Passwords are the main barrier we have to prevent intruders from entering our accounts. It protects us against hypothetical attackers who may use our records and services. Hackers can use different methods to steal those passwords, but we can also use different tools and recommendations to protect ourselves. In this article we echo a new malware that aims to use brute force to break passwords on popular platforms.
Brute force against content managers
There are many varieties of malware that we can come across online. Some aim to hijack our files, others gain access to information and spy on us, others steal our passwords … In this case we are facing a new threat that has been analyzed by Larry Cashdollar, a security researcher at Akamai Security .
In this case the objective of this new malware is to carry out brute force attacks against content managers , among which we can include WordPress, Drupal, Bitrix, OpenCart, Magento and services such as MySQL, PostgreSQL, SSH and FTP.
This security researcher found different roles in the threat. You can carry out a scan to detect other targets, as well as use brute force to try to access victims’ accounts on these platforms. Before that, he discovered that the malware installs the free Alternate Lite WordPress theme. The attacker replaced the cutomizer.php script with a file upload script that allows files to be retrieved on request.
Once the files are where the attacker wants, the malware contacts the command and control server to receive a list of targets and logins. If the system acts as a scanner, it will try to determine if the target is running WordPress. Otherwise, a brute force attack will be carried out . Before that, the malware collects user data to generate a list of credentials.
According to Larry Cashdollar, the malware analyzes tags, such as author, email and other identifiers, to generate these word lists.

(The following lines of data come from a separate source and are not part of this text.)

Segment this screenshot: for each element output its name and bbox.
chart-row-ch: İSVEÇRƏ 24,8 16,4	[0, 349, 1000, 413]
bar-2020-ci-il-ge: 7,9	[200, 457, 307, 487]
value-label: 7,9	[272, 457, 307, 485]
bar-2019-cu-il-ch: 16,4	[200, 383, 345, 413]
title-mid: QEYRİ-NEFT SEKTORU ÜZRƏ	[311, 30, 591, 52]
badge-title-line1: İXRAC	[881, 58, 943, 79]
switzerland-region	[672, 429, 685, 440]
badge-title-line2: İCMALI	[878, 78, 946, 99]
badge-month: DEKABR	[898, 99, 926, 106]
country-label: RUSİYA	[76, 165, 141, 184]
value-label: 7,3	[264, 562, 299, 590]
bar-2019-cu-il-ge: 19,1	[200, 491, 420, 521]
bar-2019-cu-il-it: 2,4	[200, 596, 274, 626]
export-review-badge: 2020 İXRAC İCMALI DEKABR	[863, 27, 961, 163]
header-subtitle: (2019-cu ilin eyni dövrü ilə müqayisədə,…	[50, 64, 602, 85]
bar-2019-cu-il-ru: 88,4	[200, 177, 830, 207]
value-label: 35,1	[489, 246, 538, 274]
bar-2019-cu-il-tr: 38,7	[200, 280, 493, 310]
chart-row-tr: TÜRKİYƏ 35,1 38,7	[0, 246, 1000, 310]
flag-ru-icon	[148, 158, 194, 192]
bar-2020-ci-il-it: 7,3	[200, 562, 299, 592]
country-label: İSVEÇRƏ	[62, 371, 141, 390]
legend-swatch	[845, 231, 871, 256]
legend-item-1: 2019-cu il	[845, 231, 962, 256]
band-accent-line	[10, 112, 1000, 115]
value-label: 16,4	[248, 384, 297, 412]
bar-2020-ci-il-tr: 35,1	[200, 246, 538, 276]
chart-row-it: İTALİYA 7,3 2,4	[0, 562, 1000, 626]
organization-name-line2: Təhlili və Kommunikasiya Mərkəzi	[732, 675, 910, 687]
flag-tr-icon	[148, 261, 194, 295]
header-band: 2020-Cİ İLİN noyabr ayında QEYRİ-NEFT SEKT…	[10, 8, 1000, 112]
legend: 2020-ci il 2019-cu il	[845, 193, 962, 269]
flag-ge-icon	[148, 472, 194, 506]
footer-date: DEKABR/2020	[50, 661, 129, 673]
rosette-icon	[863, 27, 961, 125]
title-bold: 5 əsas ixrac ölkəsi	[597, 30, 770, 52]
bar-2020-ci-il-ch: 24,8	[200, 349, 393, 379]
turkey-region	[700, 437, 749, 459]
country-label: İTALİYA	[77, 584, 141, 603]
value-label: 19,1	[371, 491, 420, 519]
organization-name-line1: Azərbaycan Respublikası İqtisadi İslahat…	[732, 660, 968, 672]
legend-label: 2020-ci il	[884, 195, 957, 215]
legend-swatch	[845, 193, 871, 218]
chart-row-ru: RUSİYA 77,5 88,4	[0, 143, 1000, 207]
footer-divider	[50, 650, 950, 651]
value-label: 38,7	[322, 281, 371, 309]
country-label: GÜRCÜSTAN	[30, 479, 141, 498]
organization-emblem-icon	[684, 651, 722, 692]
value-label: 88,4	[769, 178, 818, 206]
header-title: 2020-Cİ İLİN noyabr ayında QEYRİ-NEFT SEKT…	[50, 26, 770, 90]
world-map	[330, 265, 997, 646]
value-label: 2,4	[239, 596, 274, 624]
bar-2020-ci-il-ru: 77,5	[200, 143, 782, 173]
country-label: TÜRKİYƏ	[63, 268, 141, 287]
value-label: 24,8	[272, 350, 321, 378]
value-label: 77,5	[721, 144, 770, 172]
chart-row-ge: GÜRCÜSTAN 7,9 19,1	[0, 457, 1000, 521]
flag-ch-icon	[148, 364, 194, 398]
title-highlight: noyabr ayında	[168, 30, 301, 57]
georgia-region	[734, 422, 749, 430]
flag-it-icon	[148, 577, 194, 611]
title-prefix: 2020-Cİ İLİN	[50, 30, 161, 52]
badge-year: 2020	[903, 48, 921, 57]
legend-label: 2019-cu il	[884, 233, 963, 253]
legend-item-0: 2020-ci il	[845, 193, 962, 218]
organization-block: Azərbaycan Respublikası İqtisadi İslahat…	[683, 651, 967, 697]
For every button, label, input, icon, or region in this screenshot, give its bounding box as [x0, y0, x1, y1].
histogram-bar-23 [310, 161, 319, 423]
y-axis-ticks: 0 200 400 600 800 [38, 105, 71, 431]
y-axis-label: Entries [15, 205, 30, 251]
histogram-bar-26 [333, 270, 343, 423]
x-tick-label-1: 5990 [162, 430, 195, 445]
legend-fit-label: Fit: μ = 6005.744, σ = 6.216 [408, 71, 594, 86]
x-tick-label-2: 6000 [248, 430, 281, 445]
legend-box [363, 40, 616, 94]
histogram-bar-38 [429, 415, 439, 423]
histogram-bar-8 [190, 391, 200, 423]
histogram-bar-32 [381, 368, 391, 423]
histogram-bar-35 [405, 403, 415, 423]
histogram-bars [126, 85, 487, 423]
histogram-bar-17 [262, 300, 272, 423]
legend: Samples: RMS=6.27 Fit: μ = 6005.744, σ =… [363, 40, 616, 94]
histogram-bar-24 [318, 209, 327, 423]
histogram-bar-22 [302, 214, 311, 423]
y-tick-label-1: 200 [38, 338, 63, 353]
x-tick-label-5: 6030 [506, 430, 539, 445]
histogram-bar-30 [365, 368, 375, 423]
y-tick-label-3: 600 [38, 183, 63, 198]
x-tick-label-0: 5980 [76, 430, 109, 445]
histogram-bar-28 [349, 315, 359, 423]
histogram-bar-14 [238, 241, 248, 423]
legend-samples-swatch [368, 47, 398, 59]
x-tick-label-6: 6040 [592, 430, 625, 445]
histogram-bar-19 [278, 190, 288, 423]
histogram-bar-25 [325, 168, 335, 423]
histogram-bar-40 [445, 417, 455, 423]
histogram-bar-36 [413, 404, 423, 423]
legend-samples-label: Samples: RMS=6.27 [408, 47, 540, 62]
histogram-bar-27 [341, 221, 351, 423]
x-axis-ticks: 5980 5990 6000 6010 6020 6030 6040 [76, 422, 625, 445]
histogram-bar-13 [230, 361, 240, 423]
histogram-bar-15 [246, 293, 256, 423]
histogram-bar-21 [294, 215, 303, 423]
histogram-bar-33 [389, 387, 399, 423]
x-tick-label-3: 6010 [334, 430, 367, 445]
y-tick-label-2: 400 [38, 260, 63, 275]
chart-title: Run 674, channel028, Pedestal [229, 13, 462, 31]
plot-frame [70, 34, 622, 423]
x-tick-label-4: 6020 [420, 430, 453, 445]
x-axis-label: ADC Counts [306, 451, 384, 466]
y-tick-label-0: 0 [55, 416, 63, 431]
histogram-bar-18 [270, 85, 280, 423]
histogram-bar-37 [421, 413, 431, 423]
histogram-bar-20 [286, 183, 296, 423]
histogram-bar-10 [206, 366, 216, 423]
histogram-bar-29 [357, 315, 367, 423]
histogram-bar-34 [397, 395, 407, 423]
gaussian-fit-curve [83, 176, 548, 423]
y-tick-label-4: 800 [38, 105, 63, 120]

Doing so adds an element of personalized victim targeting.
What to do to avoid being victims of this problem
Keep in mind that this time we are facing a threat that attacks platforms like WordPress . However, we may encounter a brute force attack that puts our passwords at risk in any other program or system that we use.
It is very important to always have strong and complex passwords . As we see in this case, they mainly use user data to generate possible credentials and thus attack with multiple combinations. It is vital that our password is unique, that we do not use it anywhere else, that it has letters (upper and lower case), numbers and other special symbols. All this must be random.
Also, as we have seen in this case, we must be careful with the software we install. We must always add programs or any installation from official sources. We must take care of the software that we install in the system.
On the other hand, something that is also necessary is to keep the equipment updated correctly. We must have all the security patches and thus correct possible existing vulnerabilities.